CRISPR is the new buzzword in genetics, and University of Otago geneticists hope it will re-ignite a discussion about gene editing in New Zealand.
The acronym CRISPR stands for “clustered regularly interspaced short palindromic repeats”, but that’s just a big mouthful for a new and hotly debated precision tool to edit DNA.
It allows scientists to change, delete and replace genes with an unprecedented level of accuracy. Already, teams elsewhere have used CRISPR in mice to correct the genetic errors responsible for sickle-cell anaemia, muscular dystrophy, and the fundamental defect associated with cystic fibrosis.
Scientists detected the system only a few years ago in bacteria, where it acts as a sophisticated kind of immune response.
“It’s designed so that bacteria can stop foreign bits of DNA,” says Peter Dearden.
“It recognises that bit of DNA and copies it into its genome into a particular place. That piece can then be used to make RNA, the single-stranded version, which can guide another protein known as CAS9 to the same sequence … and cut it.”

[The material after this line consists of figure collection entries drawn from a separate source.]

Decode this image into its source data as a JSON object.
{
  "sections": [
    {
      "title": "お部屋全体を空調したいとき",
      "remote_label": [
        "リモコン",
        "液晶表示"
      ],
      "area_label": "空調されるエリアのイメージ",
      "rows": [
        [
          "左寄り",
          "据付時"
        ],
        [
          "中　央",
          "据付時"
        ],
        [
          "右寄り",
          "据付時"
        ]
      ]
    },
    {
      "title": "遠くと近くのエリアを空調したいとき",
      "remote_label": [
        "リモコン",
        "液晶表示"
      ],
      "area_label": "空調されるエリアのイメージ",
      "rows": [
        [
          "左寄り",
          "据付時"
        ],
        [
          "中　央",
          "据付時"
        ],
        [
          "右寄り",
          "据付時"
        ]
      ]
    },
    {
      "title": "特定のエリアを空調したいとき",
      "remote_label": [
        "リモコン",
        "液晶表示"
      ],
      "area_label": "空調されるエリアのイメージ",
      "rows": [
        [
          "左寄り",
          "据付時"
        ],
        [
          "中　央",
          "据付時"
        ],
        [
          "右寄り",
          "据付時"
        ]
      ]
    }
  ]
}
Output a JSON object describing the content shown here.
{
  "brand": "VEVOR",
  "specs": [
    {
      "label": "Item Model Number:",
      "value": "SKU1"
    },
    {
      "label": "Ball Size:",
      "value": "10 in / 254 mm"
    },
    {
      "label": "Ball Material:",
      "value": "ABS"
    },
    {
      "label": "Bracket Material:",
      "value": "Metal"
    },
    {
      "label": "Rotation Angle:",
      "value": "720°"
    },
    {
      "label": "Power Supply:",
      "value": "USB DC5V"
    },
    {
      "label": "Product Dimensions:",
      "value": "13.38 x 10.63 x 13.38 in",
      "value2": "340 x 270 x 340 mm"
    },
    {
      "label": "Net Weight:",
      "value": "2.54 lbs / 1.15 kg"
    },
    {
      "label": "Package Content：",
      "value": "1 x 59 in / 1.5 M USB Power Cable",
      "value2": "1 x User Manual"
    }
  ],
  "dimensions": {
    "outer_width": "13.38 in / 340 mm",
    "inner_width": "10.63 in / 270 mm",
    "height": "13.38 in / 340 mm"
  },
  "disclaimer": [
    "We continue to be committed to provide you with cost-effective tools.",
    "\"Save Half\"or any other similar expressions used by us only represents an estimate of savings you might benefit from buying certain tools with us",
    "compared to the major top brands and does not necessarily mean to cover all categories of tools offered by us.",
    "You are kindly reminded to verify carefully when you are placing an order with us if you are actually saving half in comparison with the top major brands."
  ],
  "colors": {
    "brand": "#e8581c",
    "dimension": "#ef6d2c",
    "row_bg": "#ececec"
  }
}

For a geneticist, the CRISPR-CAS9 system becomes a precise cutting tool, which has the potential to modify specific DNA sites in any organism, from simple slime moulds to us.
“Already people are starting to talk about the idea of editing gene sequences in particular ways to achieve desirable outcome, for example in humans,” says Neil Gemmell.
“This could be a gene editing tool to eliminate specific point mutations that are associated with lethal diseases.”
Other areas where CRIPSR is likely to have a big impact are agriculture and health.
“We could be looking at manipulations to modify traits in agriculturally important species so they produce more offspring or they produce more of the substances we want. And then there are other opportunities to manipulate things so that organisms would be resistant to particular diseases.”
He says one such target is the malaria-carrying mosquito which could be manipulated so that it no longer has the ability to carry the parasite.
Combined with another genetic tool known as gene drives, CRISPR could push a particular sequence into an entire population within a generation or two.
“That’s phenomenal in terms of its ability to manipulate the genetics of populations in relatively short times. And it would be fair to say that this has been explored extensively as an idea for controlling vector-borne diseases.”
Late last year, the UK authority that regulates genetic research approved the use of CRISPR in human embryos, for the first seven days and for research purposes only.
Even further than that, Neil Gemmell says it is now possible to think about “how we might help accelerate the evolutionary process by editing genes associated with heat tolerance or salinity tolerance in species of agricultural importance, or even of conservation or wildlife importance”.
But it is exactly this potential to change genetic research profoundly that also rings a note of caution. “CRISPR is simple and easy to use but has the potential to cause the extinction of entire populations or even species, so it’s something that should be used judicially,” says Peter Dearden.
He says the implications for genetically modified foods are also significant as it is essentially impossible to tell whether the technique has been used.
“When we talk about genetically modified foods possibly coming into the country, we use genetic tests to determine if there is a trans-gene in there, if there’s a piece of DNA which has been inserted into that genome. Modern CRIPSR techniques mean that we don’t have to insert a gene. “
“Now we have the opportunity of actually picking out a few base pairs in the genome and changing one or two of them. And those changes are effectively undetectable now because we leave no fingerprint in the genome.”
From a legislative perspective, it is possible to use CRISPR in the laboratory in New Zealand but any organisms manipulated with the technique are considered GMOs. Any proposal to release such an organism would have to go through the same process that covers genetic modification.
But nearly two decades after the Royal Commission on Genetic Modification, Peter Dearden says it may be time for New Zealand to have another discussion about gene editing.
“Now with CRIPSR there is such a range of possibilities that we need to work out where we are prepared to draw the line and how we’re prepared to hold that line, which is another problem as we can’t detect these modifications and can’t stop people doing it in their backyard.”